Marine Le Pen aura beaucoup œuvré ces derniers mois pour ripoliner le Front National. Conviction ou manœuvre ? Son coefficient personnel est incontestablement un atout pour le FN : aisance, simplicité, spontanéité apparente, mais on ne transforme pas si facilement un héritage bien ancré dans la tradition de la vieille droite française et il suffit de parcourir, sur les blogs politiques de toutes tendances, les commentaires des adhérents et sympathisants du FN pour voir que l’ère de papa n’est pas finie.

Probablement douchée par la mise en cause répétée de sa capacité à défendre la crédibilité économique de son programme, Marine Le Pen fournit en tout et pour tout deux chiffres dans son prospectus électoral : rétablissement de 15.000 postes de police et gendarmerie ; possibilité de prendre sa retraite après 40 ans de cotisation.

Elle n’est pas la seule à se contenter de faire ainsi de la littérature dans la dernière ligne droite.

Avec Philippe Poutou, plus question de « communicants ». On respire. Un homme politique peut apparaître sur la scène des élections sans avoir été « marketé » comme une savonnette. Le NPA, qui est agité de divers courants, est l’héritier d’une longue tradition politique et notamment de la LCR (Ligue communiste et révolutionnaire) mais, quoique d’essence également trotskiste, on est ici dans un registre moins éradicateur qu’avec les ténébreux de Lutte Ouvrière, chez qui Philippe Poutou a d’ailleurs fait un passage.

Une large partie du programme du NPA est inapplicable, mais ce n’est pas grave car Philippe Poutou ne nourrit évidemment aucune illusion quant à ses chances de l’emporter. La façon dont lui et Olivier Besancenot font assaut de plaisanteries sur ce point est assez rafraîchissante. Leur objectif est manifestement ailleurs et relève du poil à gratter pour maintenir la société en éveil. 

Au terme de cette galerie de portraits, alphabétique, partiale et partielle, comment prétendre que l’éventail de ces neuf programmes, auxquels il faut ajouter bien sûr celui du candidat sortant, ne donne pas matière à réflexion, à débat et à choix pour les électeurs ?
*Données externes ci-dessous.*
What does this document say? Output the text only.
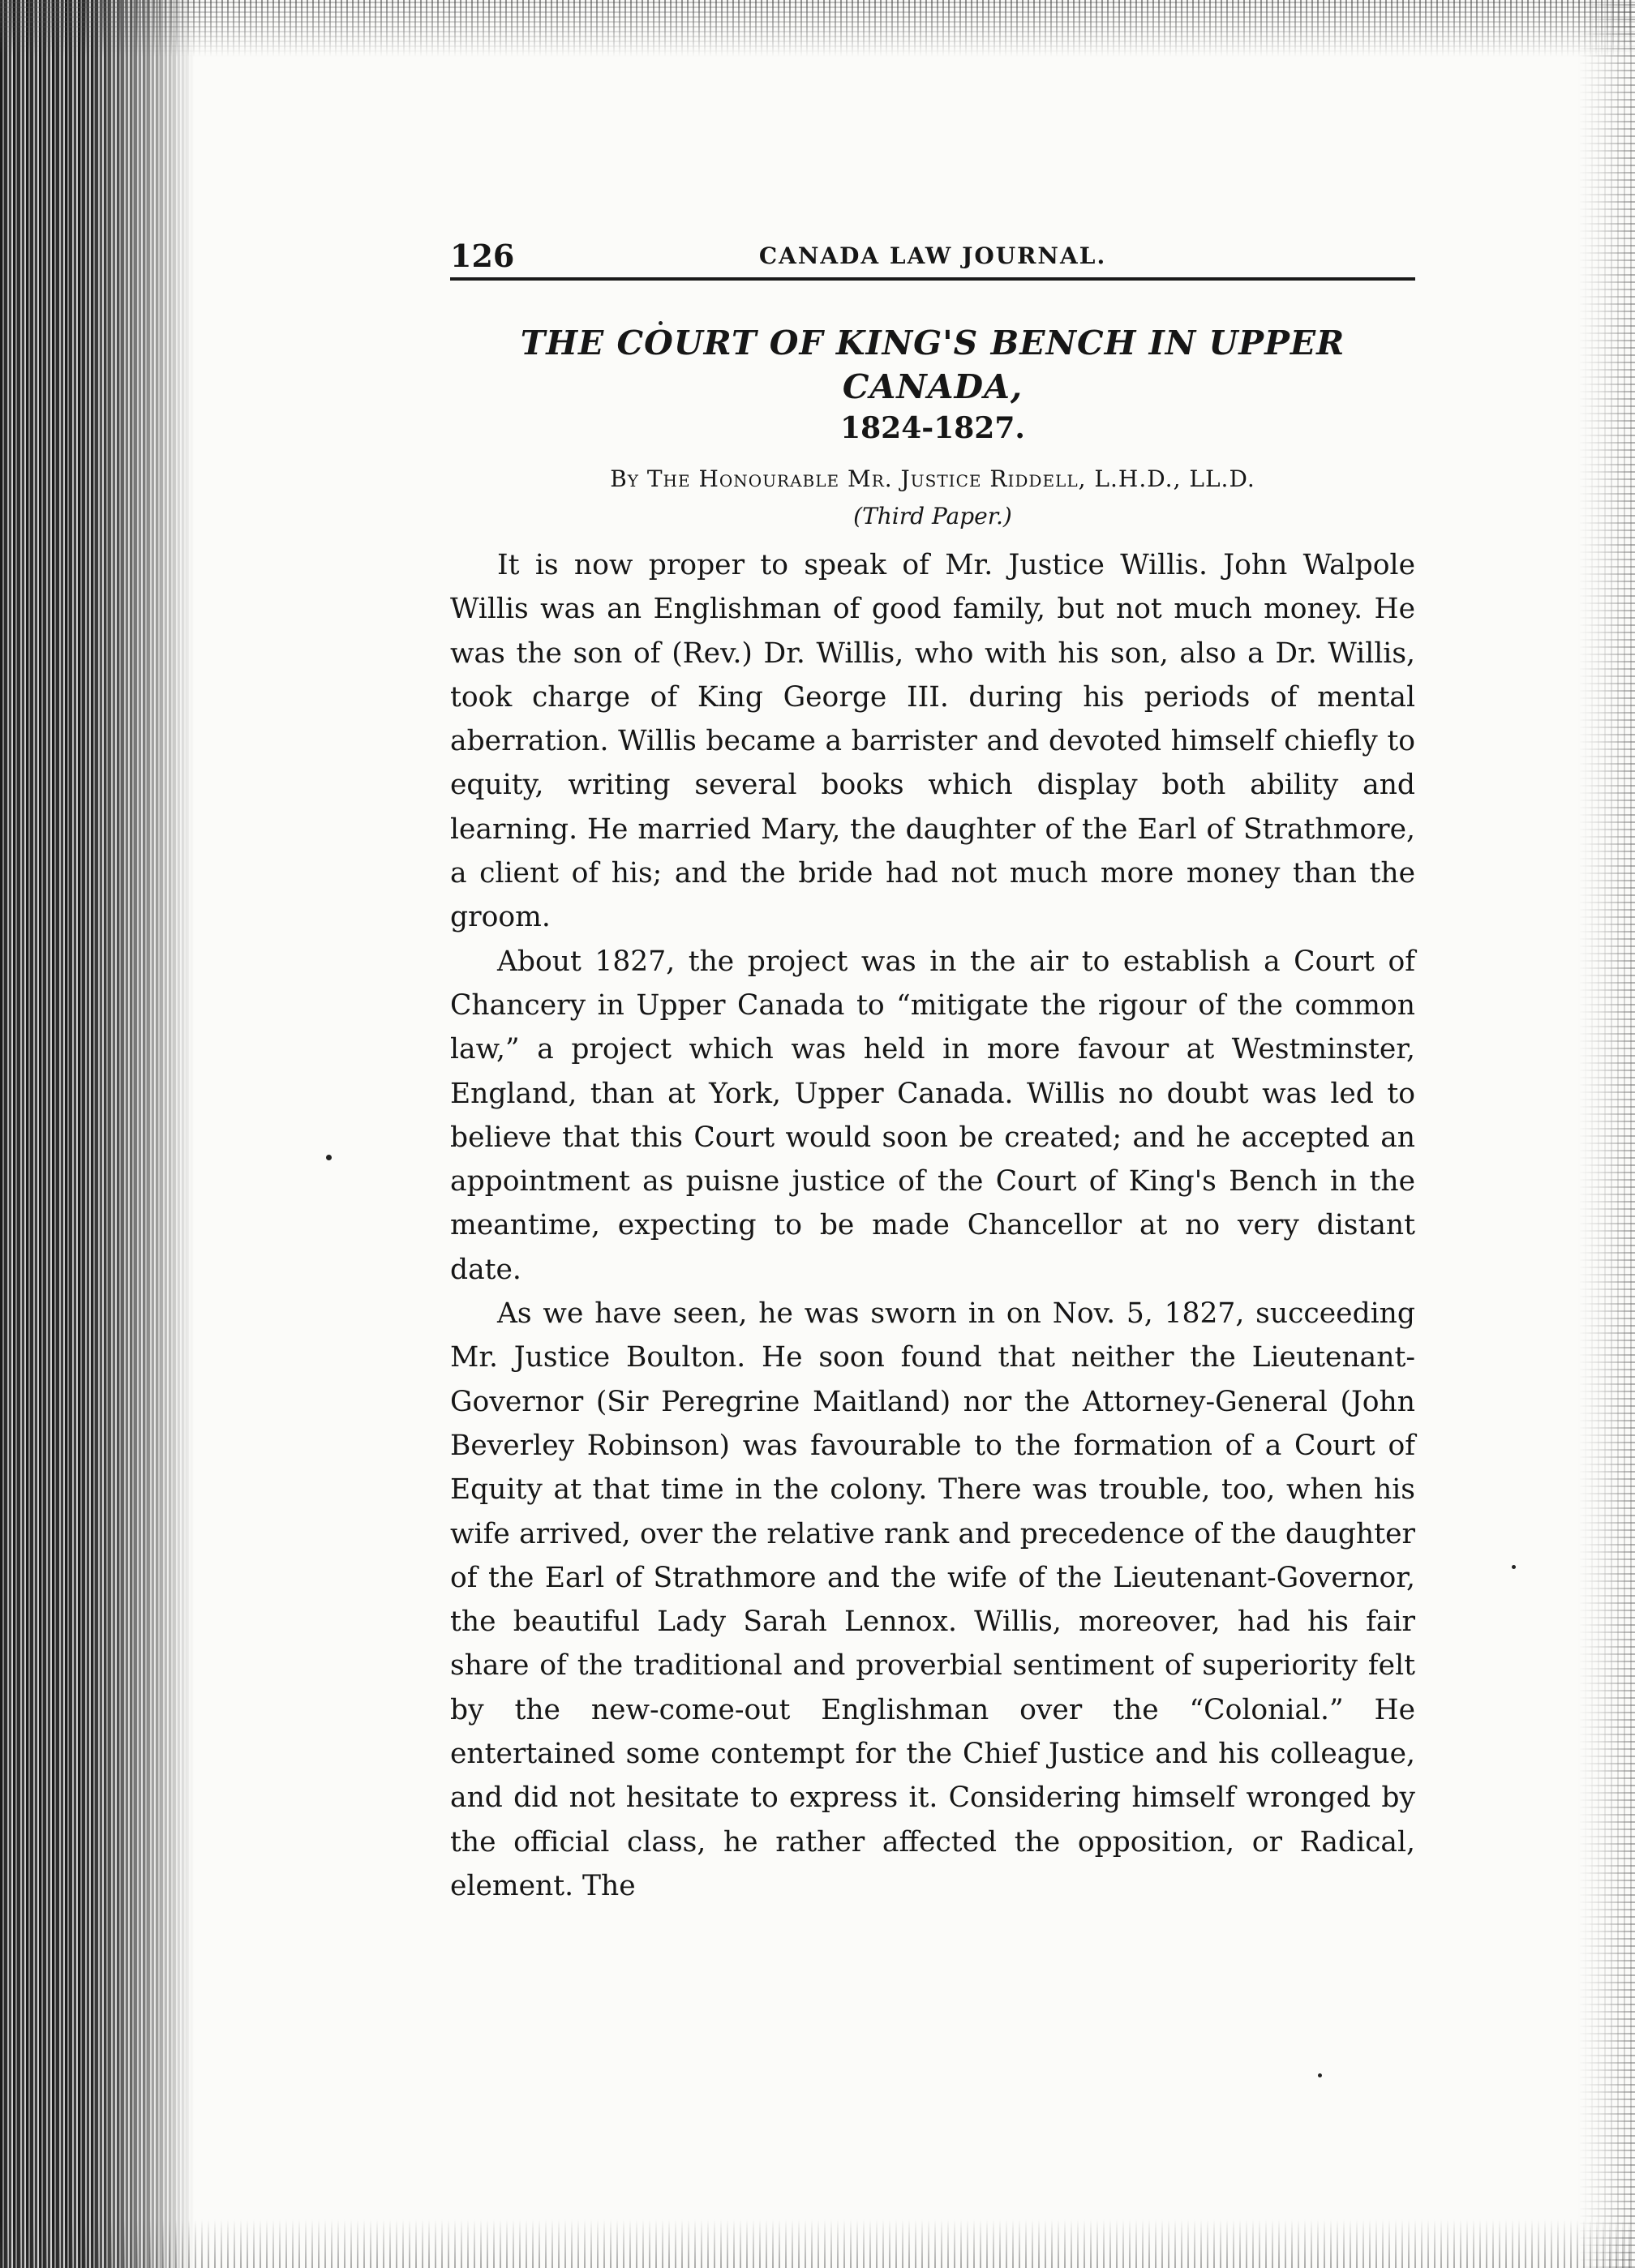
126	CANADA LAW JOURNAL.
THE COURT OF KING'S BENCH IN UPPER CANADA,

1824-1827.

By The Honourable Mr. Justice Riddell, L.H.D., LL.D.

(Third Paper.)

It is now proper to speak of Mr. Justice Willis. John Walpole Willis was an Englishman of good family, but not much money. He was the son of (Rev.) Dr. Willis, who with his son, also a Dr. Willis, took charge of King George III. during his periods of mental aberration. Willis became a barrister and devoted himself chiefly to equity, writing several books which display both ability and learning. He married Mary, the daughter of the Earl of Strathmore, a client of his; and the bride had not much more money than the groom.

About 1827, the project was in the air to establish a Court of Chancery in Upper Canada to “mitigate the rigour of the common law,” a project which was held in more favour at Westminster, England, than at York, Upper Canada. Willis no doubt was led to believe that this Court would soon be created; and he accepted an appointment as puisne justice of the Court of King's Bench in the meantime, expecting to be made Chancellor at no very distant date.

As we have seen, he was sworn in on Nov. 5, 1827, succeeding Mr. Justice Boulton. He soon found that neither the Lieutenant-Governor (Sir Peregrine Maitland) nor the Attorney-General (John Beverley Robinson) was favourable to the formation of a Court of Equity at that time in the colony. There was trouble, too, when his wife arrived, over the relative rank and precedence of the daughter of the Earl of Strathmore and the wife of the Lieutenant-Governor, the beautiful Lady Sarah Lennox. Willis, moreover, had his fair share of the traditional and proverbial sentiment of superiority felt by the new-come-out Englishman over the “Colonial.” He entertained some contempt for the Chief Justice and his colleague, and did not hesitate to express it. Considering himself wronged by the official class, he rather affected the opposition, or Radical, element. The
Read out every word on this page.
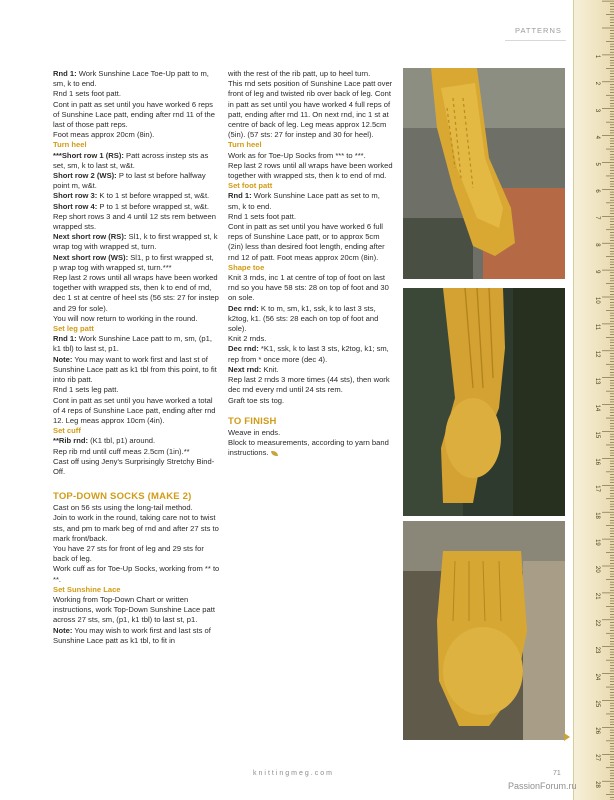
PATTERNS

Rnd 1: Work Sunshine Lace Toe-Up patt to m, sm, k to end.

Rnd 1 sets foot patt.

Cont in patt as set until you have worked 6 reps of Sunshine Lace patt, ending after rnd 11 of the last of those patt reps.

Foot meas approx 20cm (8in).

Turn heel

***Short row 1 (RS): Patt across instep sts as set, sm, k to last st, w&t.

Short row 2 (WS): P to last st before halfway point m, w&t.

Short row 3: K to 1 st before wrapped st, w&t.

Short row 4: P to 1 st before wrapped st, w&t.

Rep short rows 3 and 4 until 12 sts rem between wrapped sts.

Next short row (RS): Sl1, k to first wrapped st, k wrap tog with wrapped st, turn.

Next short row (WS): Sl1, p to first wrapped st, p wrap tog with wrapped st, turn.***

Rep last 2 rows until all wraps have been worked together with wrapped sts, then k to end of rnd, dec 1 st at centre of heel sts (56 sts: 27 for instep and 29 for sole).

You will now return to working in the round.

Set leg patt

Rnd 1: Work Sunshine Lace patt to m, sm, (p1, k1 tbl) to last st, p1.

Note: You may want to work first and last st of Sunshine Lace patt as k1 tbl from this point, to fit into rib patt.

Rnd 1 sets leg patt.

Cont in patt as set until you have worked a total of 4 reps of Sunshine Lace patt, ending after rnd 12. Leg meas approx 10cm (4in).

Set cuff

**Rib rnd: (K1 tbl, p1) around.

Rep rib rnd until cuff meas 2.5cm (1in).**

Cast off using Jeny's Surprisingly Stretchy Bind-Off.

TOP-DOWN SOCKS (MAKE 2)

Cast on 56 sts using the long-tail method.

Join to work in the round, taking care not to twist sts, and pm to mark beg of rnd and after 27 sts to mark front/back.

You have 27 sts for front of leg and 29 sts for back of leg.

Work cuff as for Toe-Up Socks, working from ** to **.

Set Sunshine Lace

Working from Top-Down Chart or written instructions, work Top-Down Sunshine Lace patt across 27 sts, sm, (p1, k1 tbl) to last st, p1.

Note: You may wish to work first and last sts of Sunshine Lace patt as k1 tbl, to fit in

with the rest of the rib patt, up to heel turn.

This rnd sets position of Sunshine Lace patt over front of leg and twisted rib over back of leg. Cont in patt as set until you have worked 4 full reps of patt, ending after rnd 11. On next rnd, inc 1 st at centre of back of leg. Leg meas approx 12.5cm (5in). (57 sts: 27 for instep and 30 for heel).

Turn heel

Work as for Toe-Up Socks from *** to ***.

Rep last 2 rows until all wraps have been worked together with wrapped sts, then k to end of rnd.

Set foot patt

Rnd 1: Work Sunshine Lace patt as set to m, sm, k to end.

Rnd 1 sets foot patt.

Cont in patt as set until you have worked 6 full reps of Sunshine Lace patt, or to approx 5cm (2in) less than desired foot length, ending after rnd 12 of patt. Foot meas approx 20cm (8in).

Shape toe

Knit 3 rnds, inc 1 at centre of top of foot on last rnd so you have 58 sts: 28 on top of foot and 30 on sole.

Dec rnd: K to m, sm, k1, ssk, k to last 3 sts, k2tog, k1. (56 sts: 28 each on top of foot and sole).

Knit 2 rnds.

Dec rnd: *K1, ssk, k to last 3 sts, k2tog, k1; sm, rep from * once more (dec 4).

Next rnd: Knit.

Rep last 2 rnds 3 more times (44 sts), then work dec rnd every rnd until 24 sts rem.

Graft toe sts tog.

TO FINISH

Weave in ends.

Block to measurements, according to yarn band instructions.

1
2
3
4
5
6
7
8
9
10
11
12
13
14
15
16
17
18
19
20
21
22
23
24
25
26
27
28
knittingmeg.com	71
PassionForum.ru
Certes, les institutions politiques françaises peuvent être améliorées mais, en l’état, elles produisent des candidats qui ont tous quelque chose à dire et qui ne sont pas les otages de leurs financeurs et/ou de courants religieux.

Allons voter, car nos représentants seront d’autant plus crédibles et respectés, en France, en Europe et à l’étranger que leur élection aura mobilisé une large fraction du corps électoral.

Recommander l’abstention, c’est méconnaître un précieux capital démocratique qui n’a pas toujours existé en France et qu’il serait aventureux de laisser tomber en déshérence.